Missing, however, are: Fawcett's Contemporary nursing knowledge :analysis and evaluation of nursing models and theories, 2005; and some version of Nightingale's Notes on Nursing.
Thus, the strengths and weaknesses of Doody's DCT 2004 are illustrated by an analysis of the selection and rating of items in the psychiatry, pharmacology, and pharmacy sections. In the three disciplines discussed above, the DCT 2004 is more or less complete, but the rating system has too little variation (1–3) to measure meaningful differences between items. For instance, what is the true difference between mean scores of 2.5 and 2.6? or between 2.9 and 3.0? This overly restrictive range results in a system as necessarily idiosyncratic as the Brandon-Hill lists it de facto replaces. Take, for instance, the ratings of such foundational texts as the American Psychiatric Association's Diagnostic and Statistical Manual of Mental Disorders or Sadock, Kaplan and Sadock's Comprehensive Textbook of Psychiatry: the former is rated 3.0 and the latter 2.9. It is hard to understand how these classics are not rated the same. Not to put to fine a point on it, but if 3.0 is the highest rating of the most important psychiatric texts (the two Essential Core texts are each given a 3.0), while the mean score for Key Core titles is about 2.75, then is this mean difference between "Essential" and "Key" a distinction without a difference?
Restriction of range problem could result in spurious relationships or the attenuation of significant relationships; that is, a scale with restricted range is simply less sensitive to meaningful differences [3
]. For example, when the titles are distributed by score, we see that 189 titles are scored at 2.9, 158 at 2.8, 206 at 2.7, and 183 and 2.6. It's difficult, if not impossible, to decipher how these numbers are representing quality differences. As with many poorly explained phenomena modeled as bell curves, most items fall into the upper middle quartile.
Moreover, the owners and designers of DCT 2004 have a different interpretation of "objectivity" than what it commonly refers to, at least in terms of scale construction. For example, as mentioned earlier in the review, they state that "Relying upon scoring by multiple individuals to provide objectivity is a time-tested approach." In terms of psychometric test construction, this refers to reliability not to objectivity.
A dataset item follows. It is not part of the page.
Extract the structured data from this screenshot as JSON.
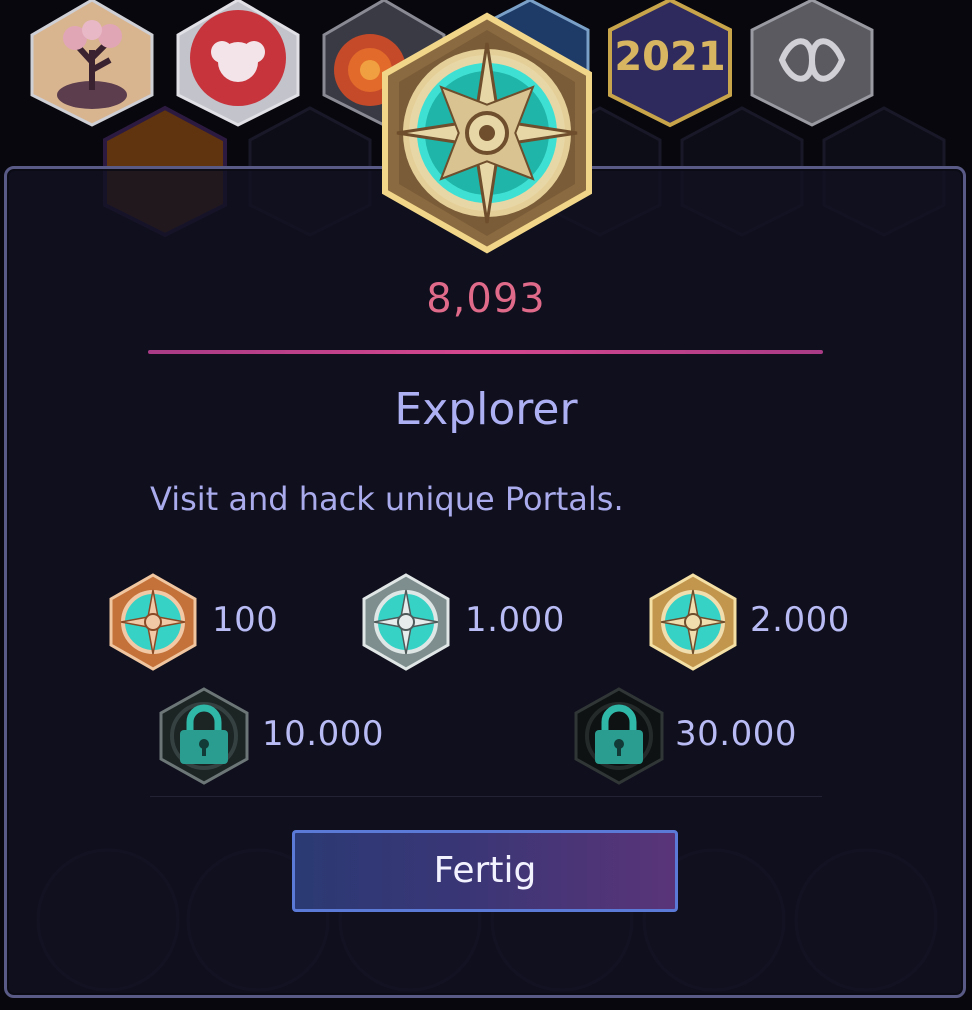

Again from earlier in the review, "Use of the same five scoring tools and criteria for each title and selector – and averaging the scores across multiple selectors – yields a more objective measure than simply asking 'is this a core title."' This is typically a method to establish a scale's construct validity, not its objectivity. In fact, I think it's safe to say that objectivity is not considered a scale property.
Price seems to have little or no association with rating. The average cost of an Essential Core title is $114.56 and $119.78 for a Key Core title. The selection of key texts seems to be adequate, at least for the four disciplines discussed in this review. For nursing, Doody's DCT 2004 is certainly not as comprehensive as the Brandon-Hill in Nursing (for example, the 2002 edition of the Print Nursing Books and Journals 2002 contains 370 nursing books), but given its far more complex selection and elaborate rating systems, it may strive for comprehensiveness, but achieve selectivity. Perhaps, a way to resolve this seeming paradox is to acknowledge that while the DCT 2004 is inclusively comprehensive by covering most of the health sciences, it is more selective in terms of what comprises any given discipline.